"Yes, sir."

"And do you mean to tell us you didn't notice the change?"

"No, sir. Mr. Burton is the exact double of Mr. Northcote. Even his voice is the same. He was wearing Mr. Northcote's clothes, and he seemed perfectly at home, sir. There was nothing to make me doubt that he was the master."

Every eye in court was now turned on me. Under ordinary circumstances, I might have found such a sudden scrutiny a trifle embarrassing; but I was so interested in Milford's revelation that I scarcely noticed it. I was waiting to see how much of our mutual adventure he intended to make public.

"And when did you first begin to have suspicions about this amazing deception?" asked the magistrate.

Milford paused for a moment, as though to make quite certain of his facts.

"It was the night of Lord Sangatte's dance, sir—the night of the murder. Mr. Burton went off about half-past ten, and he hadn't been gone a matter of a quarter of an hour when a boy came round to the house with a note for me. It was in the master's writing, sir, and it told me to come down in a taxi to 7 Baxter's Rents, Stepney, as quickly as possible. I couldn't make it out at all, having, as I thought, just seen Mr. Northcote out of the house. Still, there it was; there couldn't be no doubt about the signature, and it wasn't my place to fail the master if he might be wanting me. So I looked out Baxter's Rents in the Directory, and then rung up a cab and told the man to take me down as far as the corner of East Street It was a pretty rough neighbourhood, sir, just off the river, and seemingly fuller of foreigners than English people. Number seven turned out to be a sailors' lodging-house. I found the master there—he'd told me what name to ask for him under—but at first sight I shouldn't have known him. He'd always used to be most particular about his appearance, sir, but that night he was unshaved and dirty, and dressed in the roughest of clothes.

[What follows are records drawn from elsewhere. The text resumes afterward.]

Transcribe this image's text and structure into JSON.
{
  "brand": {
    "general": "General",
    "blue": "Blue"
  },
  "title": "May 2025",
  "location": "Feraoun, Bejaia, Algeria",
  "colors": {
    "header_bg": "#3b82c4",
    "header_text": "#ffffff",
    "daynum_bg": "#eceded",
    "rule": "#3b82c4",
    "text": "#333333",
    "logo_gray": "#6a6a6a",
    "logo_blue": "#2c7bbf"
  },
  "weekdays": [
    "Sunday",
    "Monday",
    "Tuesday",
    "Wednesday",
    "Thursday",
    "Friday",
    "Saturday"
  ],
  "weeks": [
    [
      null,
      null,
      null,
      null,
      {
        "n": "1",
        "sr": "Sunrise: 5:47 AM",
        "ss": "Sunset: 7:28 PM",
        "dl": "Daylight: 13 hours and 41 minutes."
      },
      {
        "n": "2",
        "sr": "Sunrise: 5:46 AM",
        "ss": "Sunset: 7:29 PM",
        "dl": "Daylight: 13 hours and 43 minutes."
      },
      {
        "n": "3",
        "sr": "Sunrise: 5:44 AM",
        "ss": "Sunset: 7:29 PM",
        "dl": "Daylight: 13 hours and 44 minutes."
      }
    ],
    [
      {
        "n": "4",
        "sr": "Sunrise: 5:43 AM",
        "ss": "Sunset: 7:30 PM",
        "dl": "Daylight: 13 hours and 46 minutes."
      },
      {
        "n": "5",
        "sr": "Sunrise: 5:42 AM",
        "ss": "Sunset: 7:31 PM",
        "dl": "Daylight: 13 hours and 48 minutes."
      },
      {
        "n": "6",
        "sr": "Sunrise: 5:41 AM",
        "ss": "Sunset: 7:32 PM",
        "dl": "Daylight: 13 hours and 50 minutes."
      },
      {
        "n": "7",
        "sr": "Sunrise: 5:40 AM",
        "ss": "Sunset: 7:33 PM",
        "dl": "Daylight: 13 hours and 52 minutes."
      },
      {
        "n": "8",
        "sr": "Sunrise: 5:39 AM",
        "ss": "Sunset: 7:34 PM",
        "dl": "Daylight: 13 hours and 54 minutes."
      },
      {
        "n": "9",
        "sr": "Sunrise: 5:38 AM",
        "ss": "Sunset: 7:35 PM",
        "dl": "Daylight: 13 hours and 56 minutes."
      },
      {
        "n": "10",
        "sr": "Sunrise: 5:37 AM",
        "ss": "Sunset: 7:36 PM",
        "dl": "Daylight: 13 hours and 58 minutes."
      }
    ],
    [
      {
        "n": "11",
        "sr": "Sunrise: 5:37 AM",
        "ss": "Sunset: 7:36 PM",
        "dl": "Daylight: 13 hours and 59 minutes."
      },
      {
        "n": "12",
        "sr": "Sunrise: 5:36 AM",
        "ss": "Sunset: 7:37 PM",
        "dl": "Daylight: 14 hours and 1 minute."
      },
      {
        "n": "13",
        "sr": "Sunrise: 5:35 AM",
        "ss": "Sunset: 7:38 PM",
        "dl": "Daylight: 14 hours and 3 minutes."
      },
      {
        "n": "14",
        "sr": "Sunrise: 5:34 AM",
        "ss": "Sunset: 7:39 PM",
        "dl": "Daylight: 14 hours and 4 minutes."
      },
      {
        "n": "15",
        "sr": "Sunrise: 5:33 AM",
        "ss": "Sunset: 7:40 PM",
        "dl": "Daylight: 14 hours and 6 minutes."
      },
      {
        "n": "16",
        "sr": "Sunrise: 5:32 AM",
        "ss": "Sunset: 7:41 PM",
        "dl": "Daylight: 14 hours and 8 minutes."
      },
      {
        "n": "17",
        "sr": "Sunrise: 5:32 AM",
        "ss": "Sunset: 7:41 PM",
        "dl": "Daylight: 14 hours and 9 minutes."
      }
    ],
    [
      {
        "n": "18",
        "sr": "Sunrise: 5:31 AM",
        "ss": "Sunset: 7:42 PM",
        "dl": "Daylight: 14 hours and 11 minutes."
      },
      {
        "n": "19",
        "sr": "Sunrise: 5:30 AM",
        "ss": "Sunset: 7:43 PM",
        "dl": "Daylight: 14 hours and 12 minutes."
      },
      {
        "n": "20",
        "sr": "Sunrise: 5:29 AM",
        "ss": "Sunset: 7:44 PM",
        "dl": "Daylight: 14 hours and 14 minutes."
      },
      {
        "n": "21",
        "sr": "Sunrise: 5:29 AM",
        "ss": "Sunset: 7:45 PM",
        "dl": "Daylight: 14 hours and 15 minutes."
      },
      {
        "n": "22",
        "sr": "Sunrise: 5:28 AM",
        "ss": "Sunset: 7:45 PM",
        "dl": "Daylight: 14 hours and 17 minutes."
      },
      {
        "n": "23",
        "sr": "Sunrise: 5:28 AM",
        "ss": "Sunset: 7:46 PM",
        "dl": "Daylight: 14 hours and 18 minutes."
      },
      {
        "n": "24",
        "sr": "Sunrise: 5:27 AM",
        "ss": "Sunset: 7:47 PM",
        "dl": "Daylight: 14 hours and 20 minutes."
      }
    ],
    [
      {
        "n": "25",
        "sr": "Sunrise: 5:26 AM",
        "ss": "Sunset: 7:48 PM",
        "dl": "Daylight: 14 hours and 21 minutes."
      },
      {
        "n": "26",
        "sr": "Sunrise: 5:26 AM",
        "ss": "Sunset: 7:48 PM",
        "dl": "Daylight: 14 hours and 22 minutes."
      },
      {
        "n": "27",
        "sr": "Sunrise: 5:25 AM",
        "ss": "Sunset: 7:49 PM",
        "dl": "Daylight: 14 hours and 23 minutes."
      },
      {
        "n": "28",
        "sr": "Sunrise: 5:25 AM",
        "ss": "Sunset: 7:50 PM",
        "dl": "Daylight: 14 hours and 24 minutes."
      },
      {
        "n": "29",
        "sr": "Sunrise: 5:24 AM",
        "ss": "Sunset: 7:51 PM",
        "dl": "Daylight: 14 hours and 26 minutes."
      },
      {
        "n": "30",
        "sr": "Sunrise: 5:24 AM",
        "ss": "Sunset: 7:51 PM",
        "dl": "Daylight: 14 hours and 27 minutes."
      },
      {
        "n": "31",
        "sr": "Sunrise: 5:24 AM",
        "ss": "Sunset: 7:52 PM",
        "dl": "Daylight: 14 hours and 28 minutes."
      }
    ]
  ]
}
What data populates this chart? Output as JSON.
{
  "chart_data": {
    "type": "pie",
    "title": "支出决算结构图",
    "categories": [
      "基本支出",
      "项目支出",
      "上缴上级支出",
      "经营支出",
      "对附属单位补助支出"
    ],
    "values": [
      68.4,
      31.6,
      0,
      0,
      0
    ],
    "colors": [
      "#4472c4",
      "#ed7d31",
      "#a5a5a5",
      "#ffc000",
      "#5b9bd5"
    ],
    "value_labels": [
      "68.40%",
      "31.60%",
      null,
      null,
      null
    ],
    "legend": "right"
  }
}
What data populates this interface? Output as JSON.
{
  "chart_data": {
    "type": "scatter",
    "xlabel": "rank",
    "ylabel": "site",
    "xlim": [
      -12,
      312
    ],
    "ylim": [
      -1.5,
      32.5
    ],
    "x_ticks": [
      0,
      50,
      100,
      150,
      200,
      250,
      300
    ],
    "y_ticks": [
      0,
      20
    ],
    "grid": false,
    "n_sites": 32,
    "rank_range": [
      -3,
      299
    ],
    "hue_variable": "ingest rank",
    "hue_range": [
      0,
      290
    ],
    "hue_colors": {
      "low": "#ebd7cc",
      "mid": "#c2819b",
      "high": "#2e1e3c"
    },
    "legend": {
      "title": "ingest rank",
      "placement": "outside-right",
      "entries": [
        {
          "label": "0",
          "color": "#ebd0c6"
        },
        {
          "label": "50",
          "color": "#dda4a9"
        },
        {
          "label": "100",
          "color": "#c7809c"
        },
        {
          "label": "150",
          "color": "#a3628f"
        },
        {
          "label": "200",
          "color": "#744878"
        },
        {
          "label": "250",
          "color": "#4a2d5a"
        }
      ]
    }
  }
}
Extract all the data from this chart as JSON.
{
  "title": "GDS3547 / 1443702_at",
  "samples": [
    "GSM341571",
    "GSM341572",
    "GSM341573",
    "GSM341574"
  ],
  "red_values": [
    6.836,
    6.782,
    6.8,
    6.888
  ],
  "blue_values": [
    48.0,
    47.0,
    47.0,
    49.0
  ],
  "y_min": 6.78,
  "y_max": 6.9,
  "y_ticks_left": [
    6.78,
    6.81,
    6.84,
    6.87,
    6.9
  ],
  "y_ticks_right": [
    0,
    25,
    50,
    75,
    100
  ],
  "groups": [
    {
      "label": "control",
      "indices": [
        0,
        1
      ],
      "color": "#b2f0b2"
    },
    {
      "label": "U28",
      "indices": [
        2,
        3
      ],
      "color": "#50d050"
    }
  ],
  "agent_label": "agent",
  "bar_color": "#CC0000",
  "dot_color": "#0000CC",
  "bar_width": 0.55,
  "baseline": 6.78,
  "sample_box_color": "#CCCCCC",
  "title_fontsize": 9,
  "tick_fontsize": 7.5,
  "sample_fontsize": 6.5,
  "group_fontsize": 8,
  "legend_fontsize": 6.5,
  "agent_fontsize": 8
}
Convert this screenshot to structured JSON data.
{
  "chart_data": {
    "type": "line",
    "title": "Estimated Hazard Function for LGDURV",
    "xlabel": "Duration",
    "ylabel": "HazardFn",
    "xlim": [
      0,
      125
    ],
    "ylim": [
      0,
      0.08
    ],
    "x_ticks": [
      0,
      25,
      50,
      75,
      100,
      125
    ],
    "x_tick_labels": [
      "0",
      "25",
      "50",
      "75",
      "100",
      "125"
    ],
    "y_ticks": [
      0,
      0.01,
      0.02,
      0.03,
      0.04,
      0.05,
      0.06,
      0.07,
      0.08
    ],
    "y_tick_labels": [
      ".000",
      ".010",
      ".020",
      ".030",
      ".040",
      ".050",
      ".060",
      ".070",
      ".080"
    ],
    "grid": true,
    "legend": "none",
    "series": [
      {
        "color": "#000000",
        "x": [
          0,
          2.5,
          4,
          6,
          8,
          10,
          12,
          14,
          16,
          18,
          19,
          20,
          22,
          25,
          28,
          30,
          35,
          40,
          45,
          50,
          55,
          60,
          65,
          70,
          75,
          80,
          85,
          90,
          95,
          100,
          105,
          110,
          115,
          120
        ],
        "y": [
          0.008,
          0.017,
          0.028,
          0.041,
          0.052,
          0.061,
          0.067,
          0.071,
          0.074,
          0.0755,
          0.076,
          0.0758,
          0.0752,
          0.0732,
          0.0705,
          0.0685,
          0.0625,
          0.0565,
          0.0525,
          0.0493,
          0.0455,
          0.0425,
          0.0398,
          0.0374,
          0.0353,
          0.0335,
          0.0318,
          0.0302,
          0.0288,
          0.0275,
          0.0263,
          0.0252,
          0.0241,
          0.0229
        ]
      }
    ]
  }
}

"Well, sir, he took me into the little room he'd got—like a pig-stye it was—and he shut the door tight and put the bed against it, as if he was afraid of something."

By this time the silence in court was so intense as to be almost painful. From the magistrate to the policeman at the door every soul present was drinking in Milford's story with a fascinated attention. His strangely simple, unaffected method of telling it seemed to add to its effect.

"You no longer thought that he and Mr. Burton were the same person?" interrupted the magistrate.